Nach dem Herzinfarkt von Buffalo-Profi Damar Hamlin brauchte die NFL einen reibungslosen letzten Spieltag vor den Playoffs. Die Spieler tun der Liga den Gefallen und liefern ab - allen voran die Buffalo Bills.

Von Jürgen Schmieder, Los Angeles

Der letzte reguläre Spieltag, bevor die Playoffs losgehen, lieferte in der US-Footballliga NFL Wundersames. Zum Beispiel beim letzten Spielzug der Houston Texans: Sie lagen 24:31 gegen die Indianapolis Colts zurück und hatten nur noch einen Versuch. Quarterback Davis Mills schleuderte den Lederball aus 28 Yards, und von mehreren Verteidigern bedrängt, verzweifelt in Richtung Endzone; dort schaffte es Kollege Jordan Akins inmitten von drei Gegnern, den Ball aus der Luft zu pflücken. Es war ein wunderbarer Fang. Die Texans gewannen die Partie mit einer erfolgreichen Two-Point-Conversion - wieder Mills auf Akins - sogar noch 32:31.

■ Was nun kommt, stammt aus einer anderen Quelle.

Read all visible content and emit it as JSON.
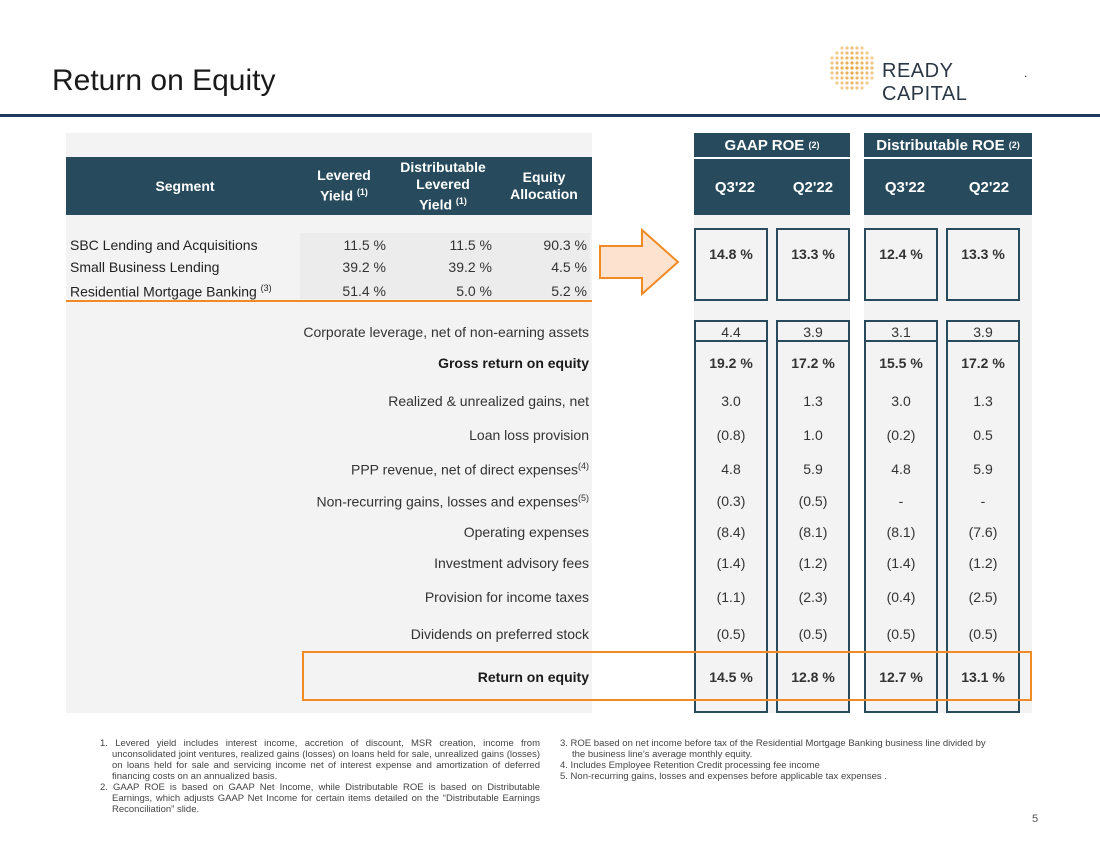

Wundersam war es deshalb, weil die Houston Texans mit diesen beiden Pässen im Wortsinn das Recht wegwarfen, bei der Talentbörse im April an ersten Stelle wählen zu dürfen. Die Reihenfolge im Draft wird anhand der Bilanzen der vergangenen Saison ermittelt. Es wäre mittelfristig klug gewesen für die Texans, die für diese Saison bedeutungslose Partie zweier grottenschlechter Teams zu verlieren; in der US-Profiliga NFL gibt es bekanntermaßen keinen Abstieg. Im US-Sport ist so ein Vorgehen keine Seltenheit, man kennt es auch in anderen Ligen unter dem Namen Tanking. Absichtliches Verlieren, um die Draft-Position zu verbessern.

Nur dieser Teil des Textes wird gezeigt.